Жилье пану Конопке встретилось только на исходе дня: ему пришлось заночевать у добрых людей. А поутру, наняв пароконную телегу, он двинулся дальше – к Гданьску.

Однако в дороге с ним произошли события, заставившие боцмана переменить свои первоначальные намерения и повернуть к Кракову.

В Краков после трех недель пути пан Конопка добрался отощавший, постаревший, оборванный, без алленовского кожуха – и, главное, без своей заветной холщовой сумки.

О том, что произошло с ним в дороге, пан Конопка первым поведал в Кракове товарищам Каспера по общежитию, потому что именно туда он направился тотчас же по приезде.

– А Збышек где же? – спросил боцман, застав в келье только Стаха и Генриха.

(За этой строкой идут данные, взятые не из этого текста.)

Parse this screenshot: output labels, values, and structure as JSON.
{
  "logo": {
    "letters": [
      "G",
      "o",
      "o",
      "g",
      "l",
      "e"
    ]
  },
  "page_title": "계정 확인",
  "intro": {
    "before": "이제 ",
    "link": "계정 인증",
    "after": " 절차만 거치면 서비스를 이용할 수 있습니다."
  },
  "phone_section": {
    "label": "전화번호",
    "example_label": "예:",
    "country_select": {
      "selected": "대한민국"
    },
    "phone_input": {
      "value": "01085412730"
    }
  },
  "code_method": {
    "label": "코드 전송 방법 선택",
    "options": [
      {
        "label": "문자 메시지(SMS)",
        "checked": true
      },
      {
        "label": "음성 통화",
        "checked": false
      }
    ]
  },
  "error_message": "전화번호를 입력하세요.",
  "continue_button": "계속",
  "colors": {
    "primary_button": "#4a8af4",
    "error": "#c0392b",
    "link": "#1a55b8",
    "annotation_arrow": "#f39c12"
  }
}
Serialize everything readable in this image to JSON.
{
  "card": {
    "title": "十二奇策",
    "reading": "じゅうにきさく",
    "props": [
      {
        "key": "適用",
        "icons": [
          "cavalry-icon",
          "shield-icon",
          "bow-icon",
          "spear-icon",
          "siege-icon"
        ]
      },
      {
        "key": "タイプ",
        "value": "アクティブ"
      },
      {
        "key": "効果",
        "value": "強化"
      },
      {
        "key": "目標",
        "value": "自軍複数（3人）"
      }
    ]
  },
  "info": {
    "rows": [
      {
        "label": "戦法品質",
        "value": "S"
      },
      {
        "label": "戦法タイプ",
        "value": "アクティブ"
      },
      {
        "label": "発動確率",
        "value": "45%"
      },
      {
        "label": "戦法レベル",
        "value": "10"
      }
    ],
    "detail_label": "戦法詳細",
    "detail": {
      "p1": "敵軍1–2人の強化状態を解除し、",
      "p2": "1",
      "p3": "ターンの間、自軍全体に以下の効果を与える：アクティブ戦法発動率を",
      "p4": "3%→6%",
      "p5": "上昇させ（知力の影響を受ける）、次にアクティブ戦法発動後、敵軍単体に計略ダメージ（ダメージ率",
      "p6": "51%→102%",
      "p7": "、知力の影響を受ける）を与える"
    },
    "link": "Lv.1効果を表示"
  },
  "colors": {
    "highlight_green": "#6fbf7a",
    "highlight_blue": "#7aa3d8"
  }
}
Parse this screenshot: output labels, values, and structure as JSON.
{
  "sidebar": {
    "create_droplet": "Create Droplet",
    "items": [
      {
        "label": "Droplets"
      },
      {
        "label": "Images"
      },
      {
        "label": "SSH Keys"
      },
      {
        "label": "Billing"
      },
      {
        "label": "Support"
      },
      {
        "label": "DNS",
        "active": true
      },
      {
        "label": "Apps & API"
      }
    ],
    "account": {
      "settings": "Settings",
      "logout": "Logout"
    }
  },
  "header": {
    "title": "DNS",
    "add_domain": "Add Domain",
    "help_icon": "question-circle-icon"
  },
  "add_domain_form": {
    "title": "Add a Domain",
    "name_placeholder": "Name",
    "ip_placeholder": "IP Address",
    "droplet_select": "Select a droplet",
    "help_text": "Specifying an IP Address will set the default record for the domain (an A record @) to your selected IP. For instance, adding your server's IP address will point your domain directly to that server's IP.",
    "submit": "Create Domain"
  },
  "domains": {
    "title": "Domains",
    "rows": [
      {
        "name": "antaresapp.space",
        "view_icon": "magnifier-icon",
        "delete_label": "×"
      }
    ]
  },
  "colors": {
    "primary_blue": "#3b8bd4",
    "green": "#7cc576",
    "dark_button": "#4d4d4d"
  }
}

Друзья промолчали. Они были до того ошеломлены рассказом о Каспере, что ни о чем больше не могли говорить. Только много времени спустя они вернулись к разговору о Збышеке.

– До Збигнева теперь рукой не достанешь! – сказал Сташек. – Я как-то, по старой привычке, назвал его «Жердью», а он на меня так глянул… Проживает он сейчас не с нами в бурсе, а на дому у отца Каэтана, доминиканца, которого старый Суходольский выгнал из дома… Доминиканцы нынче в силе, в большие люди выйдет Збигнев! Но не беспокойтесь, как только он узнает о вашем приезде, тотчас же будет тут как тут!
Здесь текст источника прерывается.